Dan Jaffee, vice president of government relations for the Association of National Advertisers, called the plan a “reckless experiment.” He told the senators the plan could cause them headaches as they will have to pay thousands of dollars to prevent scammers or political opponents from setting up top-level domains using their names.
“Why are we rushing into this?” Sen. Kelly Ayotte (R-N.H.) asked. “It doesn’t make sense for a Jan. 12 rollout.” “I’m hopeful that you will listen to these concerns as you go forward,” Sen. Amy Klobuchar (D-Minn.) told Pritz.
The House Energy and Commerce Committee has scheduled a hearing next week to examine the plan. After the Senate hearing, Klobuchar said she expects ICANN to “get an earful in the House.”

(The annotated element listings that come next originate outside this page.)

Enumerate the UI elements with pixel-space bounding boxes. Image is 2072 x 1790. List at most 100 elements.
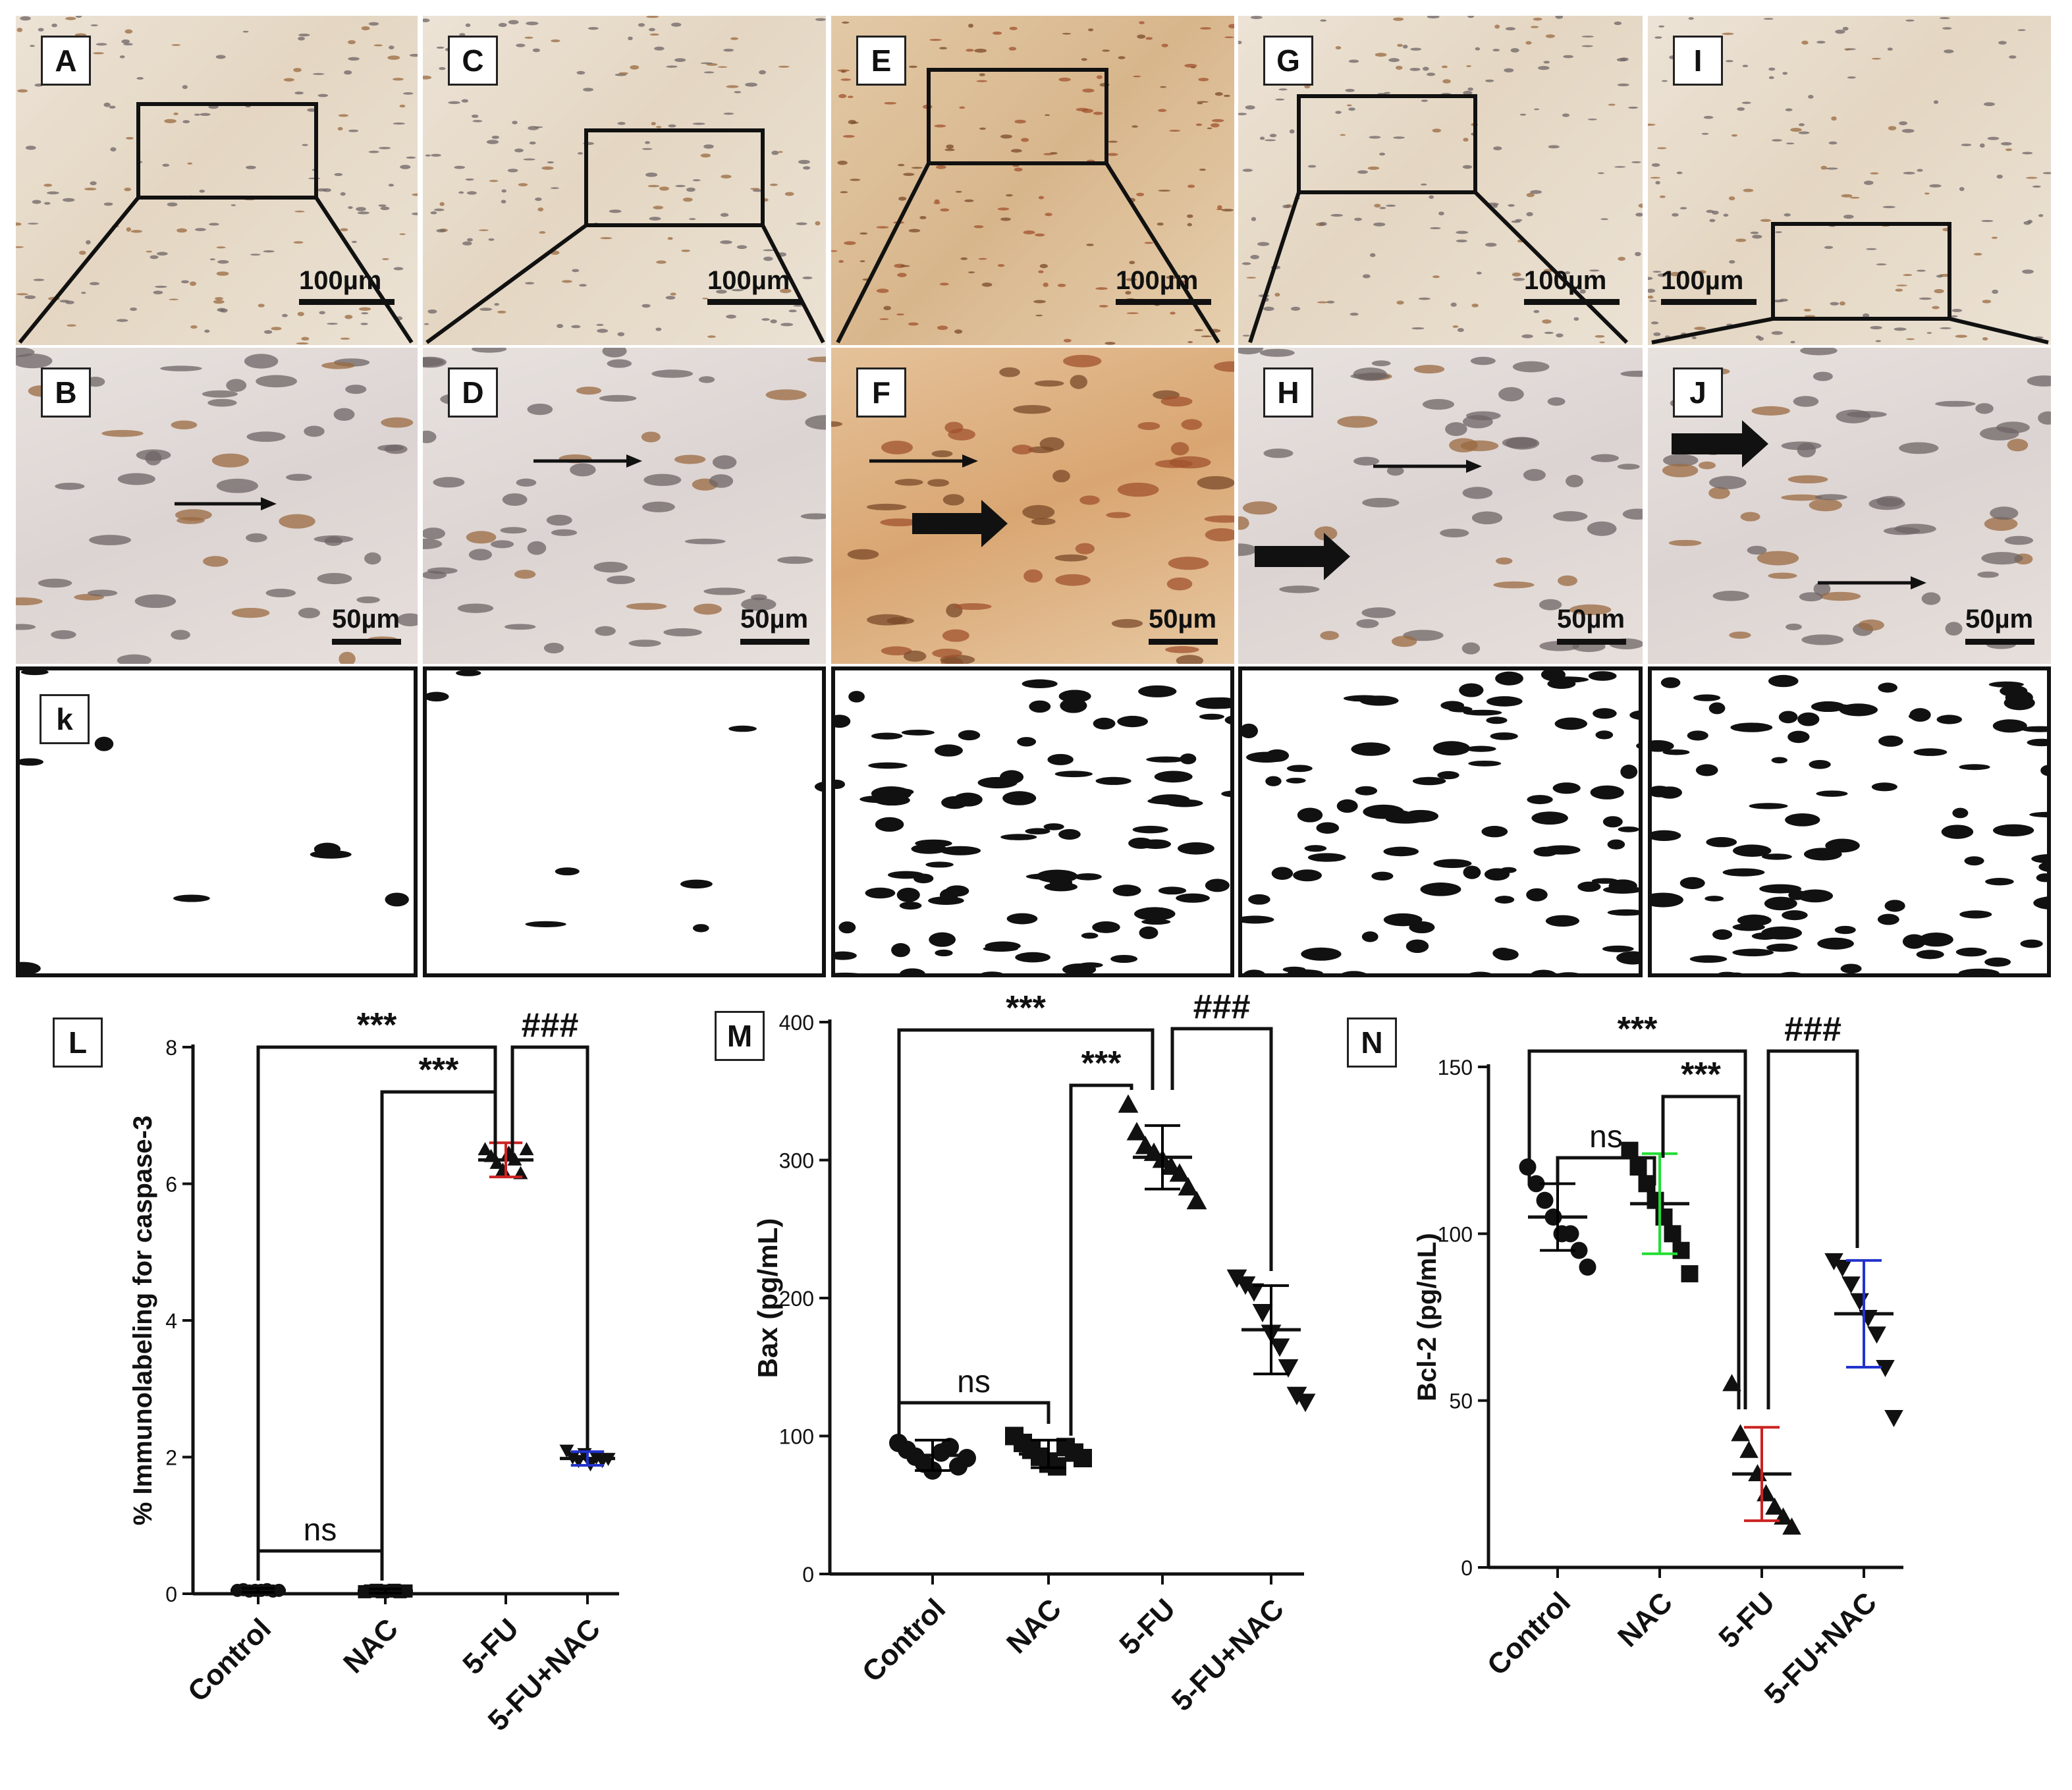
- data-point: [1252, 1304, 1273, 1323]
- panel-label-D: D: [448, 367, 498, 418]
- panel-label-L: L: [53, 1017, 103, 1068]
- comparison-bracket: [897, 1401, 1050, 1424]
- micrograph-B: B 50µm: [16, 348, 418, 664]
- data-point: [477, 1142, 493, 1156]
- significance-label: ###: [522, 1006, 579, 1044]
- data-point: [1876, 1359, 1895, 1377]
- significance-label: ns: [1589, 1120, 1623, 1154]
- y-axis-label: Bcl-2 (pg/mL): [1413, 1233, 1442, 1401]
- micrograph-bin-2: [831, 666, 1234, 977]
- panel-label-N: N: [1347, 1017, 1397, 1068]
- micrograph-I: I 100µm: [1648, 16, 2051, 345]
- data-point: [1570, 1241, 1588, 1259]
- x-tick-label-5-FU+NAC: 5-FU+NAC: [1758, 1586, 1883, 1710]
- data-point: [958, 1449, 976, 1468]
- x-tick-label-5-FU+NAC: 5-FU+NAC: [1166, 1592, 1290, 1717]
- scale-bar-label: 100µm: [707, 266, 790, 295]
- comparison-bracket: [1527, 1049, 1747, 1409]
- data-point: [1536, 1191, 1554, 1209]
- data-point: [1681, 1265, 1699, 1283]
- data-point: [519, 1142, 534, 1156]
- x-tick-label-NAC: NAC: [1000, 1592, 1068, 1660]
- x-tick-label-5-FU: 5-FU: [1113, 1592, 1182, 1661]
- panel-label-G: G: [1263, 36, 1313, 86]
- x-tick-label-5-FU: 5-FU: [456, 1612, 525, 1681]
- scale-bar-label: 100µm: [1661, 266, 1744, 295]
- data-point: [1269, 1338, 1290, 1357]
- data-point: [1722, 1374, 1741, 1392]
- micrograph-C: C 100µm: [423, 16, 826, 345]
- significance-label: ***: [1081, 1044, 1122, 1083]
- panel-label-A: A: [41, 36, 91, 86]
- data-point: [1867, 1326, 1886, 1344]
- data-point: [1629, 1158, 1647, 1176]
- micrograph-J: J 50µm: [1648, 348, 2051, 664]
- scale-bar-label: 50µm: [740, 605, 809, 634]
- x-tick-label-Control: Control: [856, 1592, 952, 1688]
- data-point: [1186, 1191, 1207, 1210]
- data-point: [1850, 1293, 1869, 1311]
- zoom-box-E: [927, 68, 1108, 165]
- data-point: [1118, 1094, 1139, 1113]
- x-tick-label-NAC: NAC: [1612, 1586, 1679, 1653]
- panel-label-E: E: [856, 36, 906, 86]
- scale-bar-label: 50µm: [1965, 605, 2034, 634]
- significance-label: ***: [357, 1006, 397, 1044]
- scale-bar: [332, 639, 401, 645]
- data-point: [1647, 1191, 1664, 1209]
- scale-bar-label: 50µm: [1557, 605, 1625, 634]
- chart-bax: 0 100 200 300 400 Bax (pg/mL) Control NAC 5-FU5-…: [752, 988, 1316, 1718]
- y-tick-label: 0: [1461, 1556, 1473, 1580]
- data-point: [1765, 1497, 1784, 1515]
- comparison-bracket: [256, 1045, 497, 1581]
- data-point: [1664, 1225, 1681, 1243]
- significance-label: ns: [304, 1513, 337, 1548]
- significance-label: ###: [1193, 988, 1251, 1026]
- data-point: [1833, 1259, 1852, 1277]
- micrograph-k: k: [16, 666, 418, 977]
- data-point: [1638, 1175, 1656, 1193]
- comparison-bracket: [1766, 1049, 1859, 1409]
- data-point: [1295, 1394, 1316, 1413]
- data-point: [1579, 1259, 1596, 1276]
- data-point: [1621, 1141, 1639, 1159]
- y-axis-label: % Immunolabeling for caspase-3: [128, 1116, 157, 1525]
- x-tick-label-Control: Control: [1481, 1586, 1577, 1681]
- comparison-bracket: [510, 1045, 589, 1449]
- significance-label: ***: [419, 1051, 459, 1089]
- scale-bar: [1524, 299, 1620, 305]
- data-point: [1655, 1208, 1673, 1226]
- micrograph-A: A 100µm: [16, 16, 418, 345]
- comparison-bracket: [380, 1090, 497, 1581]
- data-point: [1841, 1276, 1861, 1294]
- y-tick-label: 300: [779, 1149, 814, 1173]
- comparison-bracket: [897, 1028, 1155, 1442]
- micrograph-bin-1: [423, 666, 826, 977]
- panel-label-J: J: [1673, 367, 1723, 418]
- comparison-bracket: [256, 1549, 384, 1581]
- comparison-bracket: [1170, 1027, 1273, 1271]
- panel-label-I: I: [1673, 36, 1723, 86]
- significance-label: ***: [1618, 1010, 1658, 1048]
- zoom-box-I: [1771, 222, 1951, 321]
- data-point: [1672, 1241, 1690, 1259]
- data-point: [1278, 1359, 1299, 1378]
- comparison-bracket: [1069, 1083, 1133, 1436]
- chart-bcl2: 0 50 100 150 Bcl-2 (pg/mL) Control NAC 5-FU5-FU…: [1413, 1010, 1903, 1711]
- data-point: [1731, 1424, 1750, 1442]
- y-tick-label: 4: [165, 1309, 177, 1333]
- scale-bar: [299, 299, 395, 305]
- x-tick-label-5-FU: 5-FU: [1712, 1586, 1781, 1654]
- panel-label-F: F: [856, 367, 906, 418]
- data-point: [1757, 1484, 1776, 1502]
- panel-label-H: H: [1263, 367, 1313, 418]
- x-tick-label-NAC: NAC: [337, 1612, 404, 1679]
- x-tick-label-Control: Control: [182, 1612, 277, 1708]
- significance-label: ###: [1784, 1010, 1841, 1048]
- data-point: [1169, 1163, 1190, 1182]
- scale-bar: [1965, 639, 2034, 645]
- y-tick-label: 0: [802, 1563, 814, 1587]
- micrograph-bin-3: [1238, 666, 1643, 977]
- y-tick-label: 0: [165, 1583, 177, 1606]
- y-tick-label: 8: [165, 1036, 177, 1060]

But ICANN argues its plan will increase innovation and competition on the Internet and will create new options for consumers. Pritz told the lawmakers that ICANN will only grant new top-level domains “that meet stringent technical and financial criteria.”
Groups will have to pay $185,000 to buy a new domain, which Pritz argued will discourage scammers looking to make a quick buck. He said allowing for any new domain that meets the strict criteria will prevent ICANN from having to pick winners and losers.
After the hearing, Pritz told reporters that ICANN’s board has not discussed delaying the implementation of its plan. When pressed on whether the group might push back the rollout, he said, “Never say never.”
It is unclear what Congress could do to stop the rollout of new gTLDs. ICANN is an independent, international nonprofit. Klobuchar said she plans to look into whether Congress or the Commerce Department can do anything to change or delay the plan.
All I can say is LOL, which also stands for “lots of luck”.